A query lists a filtered set of work items. You can initiate a query using the query editor. Optionally, you can perform an ad hoc search using the search box.

Microsoft Terms

Groups

Microsoft Groups is the cross-application membership service in Office 365. Members added to a Group share common access to a SharePoint team site, Yammer Group, shared Exchange mailbox resources, Planner, Power BI and OneNote.

For more information about Microsoft 365 Groups, see Learn about Microsoft 365 Groups.

🔥 Heads Up: When adding new members always add them to the Team (see Teams below), not to the Group in Outlook. When you add a new member using Teams they are automatically added to both the Team and Group and have immediate access to the shared Group resources including the SharePoint team site, Yammer Group, shared Exchange mailbox resources, Planner, Power BI and OneNote.

Teams

Microsoft Teams are a collection of people, content, and tools surrounding different projects and outcomes within an organization. Teams can be dynamic for project-based work (for example, launching a product, creating a digital war room), as well as ongoing, to reflect the internal structure of your organization (for example, departments and office locations). Conversations, files and notes across team channels are only visible to members of the team.

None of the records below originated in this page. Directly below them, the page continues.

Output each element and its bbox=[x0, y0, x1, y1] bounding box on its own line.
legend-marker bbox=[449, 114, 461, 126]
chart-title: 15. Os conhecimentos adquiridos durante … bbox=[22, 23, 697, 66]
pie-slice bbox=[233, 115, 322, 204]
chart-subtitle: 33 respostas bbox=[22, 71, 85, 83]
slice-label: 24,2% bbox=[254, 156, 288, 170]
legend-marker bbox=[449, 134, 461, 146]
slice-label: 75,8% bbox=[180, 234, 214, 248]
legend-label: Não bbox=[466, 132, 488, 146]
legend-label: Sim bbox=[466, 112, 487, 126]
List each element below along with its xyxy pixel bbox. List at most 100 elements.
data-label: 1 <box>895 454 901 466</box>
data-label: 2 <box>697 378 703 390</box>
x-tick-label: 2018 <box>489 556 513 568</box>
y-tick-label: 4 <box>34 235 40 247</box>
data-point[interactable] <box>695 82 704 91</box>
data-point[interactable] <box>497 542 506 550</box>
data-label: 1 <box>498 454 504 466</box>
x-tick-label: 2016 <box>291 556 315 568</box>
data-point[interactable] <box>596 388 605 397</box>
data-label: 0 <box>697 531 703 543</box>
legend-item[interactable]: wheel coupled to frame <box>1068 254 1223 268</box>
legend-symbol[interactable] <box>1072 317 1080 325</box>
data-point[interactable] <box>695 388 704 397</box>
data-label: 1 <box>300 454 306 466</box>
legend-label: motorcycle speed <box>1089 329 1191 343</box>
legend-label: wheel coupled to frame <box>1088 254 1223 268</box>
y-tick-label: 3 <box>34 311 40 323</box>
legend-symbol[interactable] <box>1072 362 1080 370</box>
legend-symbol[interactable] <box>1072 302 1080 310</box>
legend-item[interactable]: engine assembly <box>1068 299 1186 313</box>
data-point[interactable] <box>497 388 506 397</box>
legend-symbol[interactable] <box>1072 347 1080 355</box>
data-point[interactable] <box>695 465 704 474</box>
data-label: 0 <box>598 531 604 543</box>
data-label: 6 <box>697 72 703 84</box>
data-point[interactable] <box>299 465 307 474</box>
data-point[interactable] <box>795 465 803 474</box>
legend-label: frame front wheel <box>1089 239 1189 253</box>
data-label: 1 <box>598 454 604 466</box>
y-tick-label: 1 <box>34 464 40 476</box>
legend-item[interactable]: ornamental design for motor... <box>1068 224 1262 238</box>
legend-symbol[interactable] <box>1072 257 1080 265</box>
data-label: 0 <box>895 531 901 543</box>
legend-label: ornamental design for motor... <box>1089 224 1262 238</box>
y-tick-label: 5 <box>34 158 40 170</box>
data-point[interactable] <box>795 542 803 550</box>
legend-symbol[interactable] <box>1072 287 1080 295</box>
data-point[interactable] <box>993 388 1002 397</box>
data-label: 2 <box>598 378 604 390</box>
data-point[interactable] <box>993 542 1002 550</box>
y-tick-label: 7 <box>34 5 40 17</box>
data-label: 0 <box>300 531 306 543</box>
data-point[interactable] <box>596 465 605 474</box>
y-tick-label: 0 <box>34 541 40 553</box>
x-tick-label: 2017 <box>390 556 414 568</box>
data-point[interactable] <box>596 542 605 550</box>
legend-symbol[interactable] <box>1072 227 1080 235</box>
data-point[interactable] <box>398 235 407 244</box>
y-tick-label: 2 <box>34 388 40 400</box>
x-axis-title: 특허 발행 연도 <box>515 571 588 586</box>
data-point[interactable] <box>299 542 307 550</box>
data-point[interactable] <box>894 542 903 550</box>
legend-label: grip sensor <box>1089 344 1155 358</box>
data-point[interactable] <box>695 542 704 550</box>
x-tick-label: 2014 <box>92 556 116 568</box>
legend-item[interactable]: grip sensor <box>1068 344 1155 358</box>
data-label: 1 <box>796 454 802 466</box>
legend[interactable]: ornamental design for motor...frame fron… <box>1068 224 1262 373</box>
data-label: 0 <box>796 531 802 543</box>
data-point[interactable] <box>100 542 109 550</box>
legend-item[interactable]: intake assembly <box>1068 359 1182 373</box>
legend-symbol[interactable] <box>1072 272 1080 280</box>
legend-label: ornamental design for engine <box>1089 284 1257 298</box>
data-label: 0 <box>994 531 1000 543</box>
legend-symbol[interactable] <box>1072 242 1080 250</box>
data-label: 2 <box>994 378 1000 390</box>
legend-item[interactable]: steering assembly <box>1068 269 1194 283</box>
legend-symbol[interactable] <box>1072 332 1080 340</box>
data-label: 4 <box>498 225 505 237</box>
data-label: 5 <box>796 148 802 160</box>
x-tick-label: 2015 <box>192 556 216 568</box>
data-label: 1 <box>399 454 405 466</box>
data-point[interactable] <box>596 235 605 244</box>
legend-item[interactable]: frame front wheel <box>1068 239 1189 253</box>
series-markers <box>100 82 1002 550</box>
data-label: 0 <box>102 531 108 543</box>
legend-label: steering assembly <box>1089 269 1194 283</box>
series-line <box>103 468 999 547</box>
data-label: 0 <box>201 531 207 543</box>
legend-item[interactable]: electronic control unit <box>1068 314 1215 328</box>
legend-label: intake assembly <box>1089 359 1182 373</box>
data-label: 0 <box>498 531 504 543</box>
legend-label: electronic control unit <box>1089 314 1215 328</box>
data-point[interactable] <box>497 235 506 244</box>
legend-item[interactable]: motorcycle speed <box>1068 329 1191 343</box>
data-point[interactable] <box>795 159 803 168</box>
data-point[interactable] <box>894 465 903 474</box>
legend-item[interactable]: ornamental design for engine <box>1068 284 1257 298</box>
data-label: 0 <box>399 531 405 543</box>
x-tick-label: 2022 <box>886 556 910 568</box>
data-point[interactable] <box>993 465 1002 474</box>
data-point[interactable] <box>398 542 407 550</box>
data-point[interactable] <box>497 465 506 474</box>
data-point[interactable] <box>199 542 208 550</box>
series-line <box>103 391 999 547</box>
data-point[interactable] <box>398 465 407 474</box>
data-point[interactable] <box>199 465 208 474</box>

🔥 Heads Up: Always create a Team using the option in Teams to create it using an existing Group. When a team is created from an existing group, the Group and Team are "synced" in the membership service and new members added to the Team are automatically added to both the Team and Group and have immediate access to the shared Group resources: SharePoint team site, Yammer Group, shared Exchange mailbox resources, Planner, Power BI and OneNote.

Channels

Channels are dedicated sections within a Microsoft Team to keep conversations organized by specific topics, projects, disciplines—-whatever works for your team! Files stored on a channel's "Files" tab are stored in the Groups SharePoint team site in the "Documents" library. To learn more, read How SharePoint Online and OneDrive for Business interact with Teams.

Document Libraries

Document Libraries (named "Documents" by default) provide a secure place on your project teams SharePoint site to store files where you and your co-workers can easily find them, work on them together, and access them from any device at any time. Adding files or moving files between folders is as easy as dragging and dropping them from one location to another.

💡 Note: You can create as many additional document libraries as you'd like on the teams shared SharePoint site, however in Teams only the default "Documents" library is synced to and viewable from the Files tabn.